Humanities Texas awarded Leah Stephanow of Cypress Woods High School a 2020 Outstanding Teaching of the Humanities Award. Stephanow's classroom career spans thirty years, and she has spent the last twelve years teaching government, economics, and law at Cypress Woods High School.
"One of the most important things in my teaching strategies is to make the information I teach relevant to students," commented Stephanow. "I want my students to leave my classroom at the end of the semester understanding that they have a stake in our republic and must be active and informed citizens to make it thrive."
Outside of her teaching responsibilities, Stephanow is the membership chair and treasurer of the League of Women Voters of Cy-Fair. She once testified to the Texas Advisory Committee to the U.S. Commission on Civil Rights about high school student registration issues and continues to help sign up local high schools for voter registration.
"While it is impossible to sum up or measure the widespread impact Leah has had on our student body, I know that her influence will last a lifetime in the hearts and minds of our students," said Cypress Woods High School Director of Instruction Kelly Ellis. "She has helped establish a safe space at our campus and in our community wherein students are informed and feel confident and safe to advocate for themselves and others."
Sarah Walker of the Ann Richards School for Young Women Leaders in Austin is recipient of the 2020 Humanities Texas James F. Veninga Outstanding Teaching of the Humanities Award, which is reserved for the teacher who receives the highest rating from the Humanities Texas award committee. Walker has spent eight of her ten years in the classroom at the Ann Richards School teaching tenth-grade English language arts and journalism.
"I treat English as part of an ecosystem of interconnected disciplines, rather than as one of many silos on the academic farm," stated Walker. "As students understand how the knowledge and skills gained in my class empower them in other courses and in their lives outside of school, they evidence a deep investment in the work they do."

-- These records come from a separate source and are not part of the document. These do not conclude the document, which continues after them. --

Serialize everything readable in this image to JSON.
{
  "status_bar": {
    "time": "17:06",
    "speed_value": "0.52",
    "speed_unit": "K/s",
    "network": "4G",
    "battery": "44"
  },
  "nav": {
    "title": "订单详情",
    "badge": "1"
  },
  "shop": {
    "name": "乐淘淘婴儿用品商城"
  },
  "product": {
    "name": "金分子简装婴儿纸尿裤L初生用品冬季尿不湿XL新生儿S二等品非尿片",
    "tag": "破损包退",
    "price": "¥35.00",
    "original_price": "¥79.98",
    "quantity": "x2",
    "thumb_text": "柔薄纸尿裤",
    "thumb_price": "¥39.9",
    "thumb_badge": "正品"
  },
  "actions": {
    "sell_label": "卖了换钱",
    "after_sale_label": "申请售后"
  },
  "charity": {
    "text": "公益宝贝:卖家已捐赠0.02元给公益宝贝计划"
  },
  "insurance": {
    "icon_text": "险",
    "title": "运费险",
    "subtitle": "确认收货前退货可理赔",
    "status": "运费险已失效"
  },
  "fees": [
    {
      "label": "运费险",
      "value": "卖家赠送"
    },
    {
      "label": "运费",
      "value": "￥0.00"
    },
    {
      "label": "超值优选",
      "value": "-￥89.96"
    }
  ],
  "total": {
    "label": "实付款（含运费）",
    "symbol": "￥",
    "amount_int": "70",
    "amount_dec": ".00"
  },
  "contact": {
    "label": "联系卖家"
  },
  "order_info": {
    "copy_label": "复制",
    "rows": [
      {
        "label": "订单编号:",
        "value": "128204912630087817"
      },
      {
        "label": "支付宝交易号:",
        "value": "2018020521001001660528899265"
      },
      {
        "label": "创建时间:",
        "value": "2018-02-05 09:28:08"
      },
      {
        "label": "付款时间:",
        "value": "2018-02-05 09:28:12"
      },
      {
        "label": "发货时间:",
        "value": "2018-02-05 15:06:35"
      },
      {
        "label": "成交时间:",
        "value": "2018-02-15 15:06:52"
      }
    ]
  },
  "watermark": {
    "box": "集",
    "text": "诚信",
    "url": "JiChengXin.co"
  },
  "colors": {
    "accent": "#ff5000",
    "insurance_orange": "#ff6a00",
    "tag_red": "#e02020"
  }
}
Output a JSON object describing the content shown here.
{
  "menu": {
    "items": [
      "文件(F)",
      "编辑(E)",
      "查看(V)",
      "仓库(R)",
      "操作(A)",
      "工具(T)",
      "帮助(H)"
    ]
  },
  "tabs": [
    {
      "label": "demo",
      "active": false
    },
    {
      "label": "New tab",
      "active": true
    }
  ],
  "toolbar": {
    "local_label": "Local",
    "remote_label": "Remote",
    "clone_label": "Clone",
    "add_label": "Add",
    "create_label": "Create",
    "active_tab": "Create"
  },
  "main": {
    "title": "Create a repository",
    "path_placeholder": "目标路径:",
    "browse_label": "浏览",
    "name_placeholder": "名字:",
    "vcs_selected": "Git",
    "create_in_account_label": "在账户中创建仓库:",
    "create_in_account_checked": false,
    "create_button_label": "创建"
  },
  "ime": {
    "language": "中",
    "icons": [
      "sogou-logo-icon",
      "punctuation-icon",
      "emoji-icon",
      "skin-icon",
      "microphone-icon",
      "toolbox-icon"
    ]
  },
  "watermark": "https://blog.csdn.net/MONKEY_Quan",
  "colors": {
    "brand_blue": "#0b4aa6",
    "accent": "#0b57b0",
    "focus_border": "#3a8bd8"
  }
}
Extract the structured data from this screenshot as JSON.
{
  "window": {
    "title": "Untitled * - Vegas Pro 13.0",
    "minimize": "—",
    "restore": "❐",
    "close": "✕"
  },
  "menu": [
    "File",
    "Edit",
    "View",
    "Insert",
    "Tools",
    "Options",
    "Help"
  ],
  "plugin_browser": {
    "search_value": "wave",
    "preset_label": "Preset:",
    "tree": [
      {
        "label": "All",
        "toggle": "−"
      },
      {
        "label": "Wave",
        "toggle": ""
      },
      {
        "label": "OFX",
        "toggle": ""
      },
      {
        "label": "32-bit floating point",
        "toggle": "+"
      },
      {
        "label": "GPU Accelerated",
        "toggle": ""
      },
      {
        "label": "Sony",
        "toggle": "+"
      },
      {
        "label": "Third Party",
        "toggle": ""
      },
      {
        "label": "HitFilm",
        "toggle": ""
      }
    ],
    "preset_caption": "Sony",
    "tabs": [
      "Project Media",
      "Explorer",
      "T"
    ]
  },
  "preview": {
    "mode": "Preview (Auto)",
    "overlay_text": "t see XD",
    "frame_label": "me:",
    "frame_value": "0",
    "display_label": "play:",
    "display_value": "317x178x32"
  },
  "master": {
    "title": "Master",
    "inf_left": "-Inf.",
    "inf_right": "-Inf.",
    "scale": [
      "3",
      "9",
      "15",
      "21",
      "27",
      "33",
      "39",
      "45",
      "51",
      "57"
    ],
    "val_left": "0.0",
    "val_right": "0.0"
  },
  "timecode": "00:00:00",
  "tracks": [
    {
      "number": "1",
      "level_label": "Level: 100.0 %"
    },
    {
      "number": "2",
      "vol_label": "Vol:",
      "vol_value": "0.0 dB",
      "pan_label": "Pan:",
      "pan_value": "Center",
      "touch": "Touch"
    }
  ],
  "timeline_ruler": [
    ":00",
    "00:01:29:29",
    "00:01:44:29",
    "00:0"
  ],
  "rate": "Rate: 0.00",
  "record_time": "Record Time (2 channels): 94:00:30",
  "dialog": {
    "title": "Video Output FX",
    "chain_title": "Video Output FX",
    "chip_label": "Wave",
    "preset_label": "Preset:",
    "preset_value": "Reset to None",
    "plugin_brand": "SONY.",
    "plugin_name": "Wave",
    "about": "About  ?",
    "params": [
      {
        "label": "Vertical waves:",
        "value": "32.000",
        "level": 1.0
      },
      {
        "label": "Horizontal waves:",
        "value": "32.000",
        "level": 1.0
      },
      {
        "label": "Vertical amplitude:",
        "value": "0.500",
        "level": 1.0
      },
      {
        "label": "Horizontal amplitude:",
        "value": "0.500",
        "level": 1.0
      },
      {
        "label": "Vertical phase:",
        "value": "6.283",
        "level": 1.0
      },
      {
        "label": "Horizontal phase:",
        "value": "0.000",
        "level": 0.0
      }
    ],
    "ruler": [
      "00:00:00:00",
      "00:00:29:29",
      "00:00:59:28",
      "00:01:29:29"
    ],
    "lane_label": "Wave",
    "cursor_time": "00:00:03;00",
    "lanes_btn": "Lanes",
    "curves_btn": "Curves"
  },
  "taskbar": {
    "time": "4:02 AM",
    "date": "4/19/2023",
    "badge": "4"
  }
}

In addition to teaching English language arts and journalism, Walker also created an Academic Editors program at the campus writing center where students learn to coach peer writers. She is also training students to curate and design a journal where they will publish the school's best academic writing across disciplines.
"Her passion for the profession of education, her love of students, her level of expectation, and her depth of literacy is unmatched," commented Ann Richards School Principal Kristina Waugh. "I trust her integrity of instruction, her ability to learn alongside students, and her passion for modeling the journey of inquiry."